I Changed My Mind About Saying “Merry Christmas,” and You Should Too

Nir Eyal
5 min readDec 17, 2020
Photo by Toa Heftiba on Unsplash

In fifth grade, I was the only Jewish kid in my elementary school class. This was the 1980’s in Central Florida and even though it was a public school, unaffiliated with any church and funded with taxpayer dollars, my teacher taped a poster to the wall in her classroom that read, “Jesus Is The Reason For The Season.”

I wasn’t offended per se. I’m pretty sure at ten, I didn’t know what that word meant. But I could tell the teacher was sending a message to anyone in her class who might have different beliefs — such as, say, that the tilt of the earth on its axis is the reason for the seasons.

Around Christmastime, my family celebrated Hanukkah, and though I didn’t expect to see any menorahs and dreidels on display, I started to resent the inescapable morass of a celebration that clearly wasn’t meant for me.

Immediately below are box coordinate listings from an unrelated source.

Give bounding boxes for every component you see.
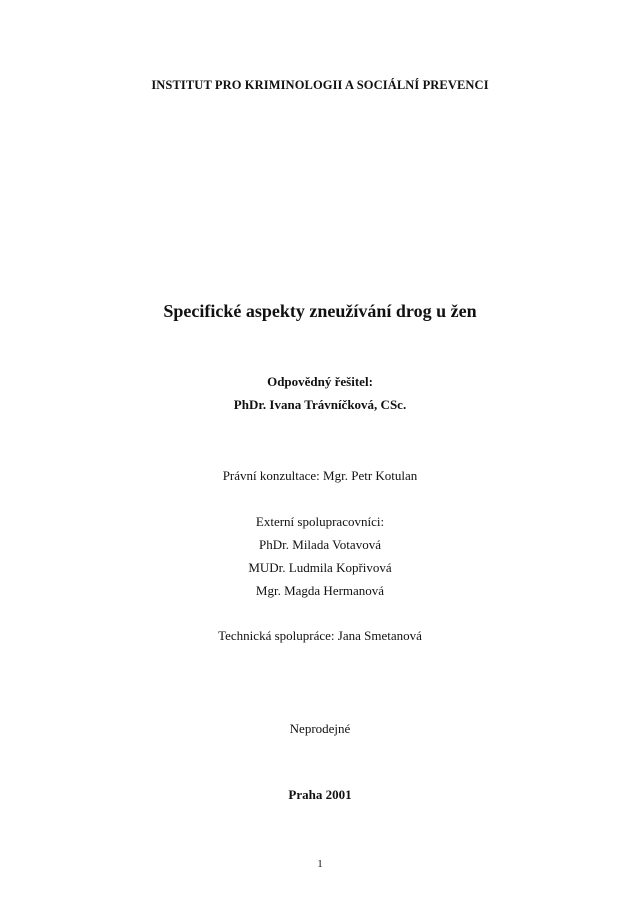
external-member: MUDr. Ludmila Kopřivová	[248, 560, 392, 575]
external-member: Mgr. Magda Hermanová	[255, 583, 385, 598]
not-for-sale: Neprodejné	[289, 721, 351, 736]
responsible-label: Odpovědný řešitel:	[267, 374, 373, 389]
institute-header: INSTITUT PRO KRIMINOLOGII A SOCIÁLNÍ PREVENCI	[151, 78, 489, 92]
document-title: Specifické aspekty zneužívání drog u žen	[163, 301, 477, 321]
page-number: 1	[317, 858, 323, 870]
legal-consultation: Právní konzultace: Mgr. Petr Kotulan	[222, 468, 418, 483]
external-member: PhDr. Milada Votavová	[259, 537, 381, 552]
responsible-name: PhDr. Ivana Trávníčková, CSc.	[233, 397, 407, 412]
place-year: Praha 2001	[288, 787, 352, 802]
external-label: Externí spolupracovníci:	[255, 514, 385, 529]
technical-cooperation: Technická spolupráce: Jana Smetanová	[218, 628, 422, 643]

The Christmas specials on TV said Santa visited “all the children in the world.” The good ones got gifts. The naughty ones got lumps of coal. The Jewish ones got told Santa wasn’t coming to their house.

Why? Because, as every disillusioned Jewish kid learns, it was the parents, not Santa putting gifts under the trees. “No big whoop.” we’d hear from our own parents. “But don’t tell your friends that Santa isn’t real because we don’t want to spoil the holidays for the gentiles’ kids. Just keep the lie going, okay?”

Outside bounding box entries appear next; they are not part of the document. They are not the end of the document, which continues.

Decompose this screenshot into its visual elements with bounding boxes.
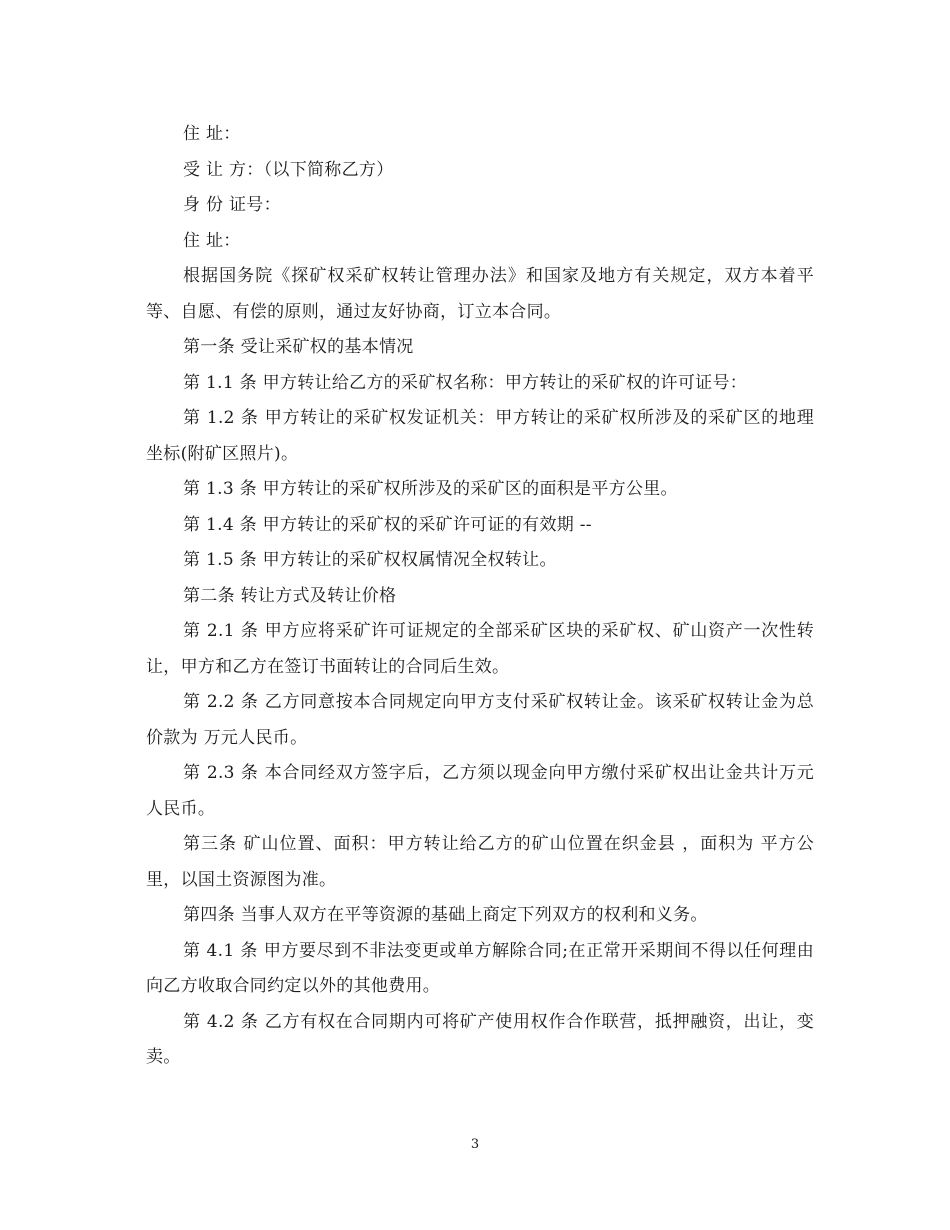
clause-1-4: 第 1.4 条 甲方转让的采矿权的采矿许可证的有效期 -- xyxy=(183,514,592,535)
page-number: 3 xyxy=(470,1137,480,1152)
clause-2-2: 第 2.2 条 乙方同意按本合同规定向甲方支付采矿权转让金。该采矿权转让金为总价款为 万元人民币。 xyxy=(146,692,814,748)
document-body xyxy=(146,117,814,1076)
paragraph-transferee: 受 让 方：（以下简称乙方） xyxy=(183,159,394,180)
clause-2-1: 第 2.1 条 甲方应将采矿许可证规定的全部采矿区块的采矿权、矿山资产一次性转让，甲方和乙方在签订书面转让的合同后生效。 xyxy=(146,621,814,677)
clause-1-5: 第 1.5 条 甲方转让的采矿权权属情况全权转让。 xyxy=(183,550,557,570)
clause-1-1: 第 1.1 条 甲方转让给乙方的采矿权名称：甲方转让的采矿权的许可证号： xyxy=(183,372,748,393)
clause-1-3: 第 1.3 条 甲方转让的采矿权所涉及的采矿区的面积是平方公里。 xyxy=(183,479,678,499)
article-1-heading: 第一条 受让采矿权的基本情况 xyxy=(183,337,414,357)
article-3: 第三条 矿山位置、面积：甲方转让给乙方的矿山位置在织金县 ，面积为 平方公里，以国土资源图为准。 xyxy=(146,834,814,890)
paragraph-preamble: 根据国务院《探矿权采矿权转让管理办法》和国家及地方有关规定，双方本着平等、自愿、有偿的原则，通过友好协商，订立本合同。 xyxy=(146,266,814,322)
article-2-heading: 第二条 转让方式及转让价格 xyxy=(183,585,397,606)
paragraph-id-number: 身 份 证号： xyxy=(183,195,281,215)
paragraph-transferee-address: 住 址： xyxy=(183,230,241,251)
clause-1-2: 第 1.2 条 甲方转让的采矿权发证机关：甲方转让的采矿权所涉及的采矿区的地理坐标(附矿区照片)。 xyxy=(146,408,814,464)
clause-4-1: 第 4.1 条 甲方要尽到不非法变更或单方解除合同;在正常开采期间不得以任何理由向乙方收取合同约定以外的其他费用。 xyxy=(146,940,814,996)
clause-2-3: 第 2.3 条 本合同经双方签字后，乙方须以现金向甲方缴付采矿权出让金共计万元人民币。 xyxy=(146,763,814,819)
paragraph-transferor-address: 住 址： xyxy=(183,124,241,144)
article-4-heading: 第四条 当事人双方在平等资源的基础上商定下列双方的权利和义务。 xyxy=(183,905,708,925)
clause-4-2: 第 4.2 条 乙方有权在合同期内可将矿产使用权作合作联营，抵押融资，出让，变卖。 xyxy=(146,1011,814,1067)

Okay, I guess. But isn’t the 9th Commandment something about bearing false witness?

Whatever, pass a latke.

Along with the life-sized nativity scenes on residential lawns, the occasional giant wooden crosses outside particularly zealous households, and the incessant Christmas music blasting on repeat in every shopping mall and public space — it could all be a bit much.

At some point, I started to bristle when anyone would do so much as wish me a “Merry Christmas.” Didn’t they consider whether I even celebrated the holiday? 69 percent of the world is not Christian, after all. Why couldn’t they at least say something more generic, like “Happy Holidays?”

Hearing “Merry Christmas” started to give me the same feelings that the poster in the fifth grade had.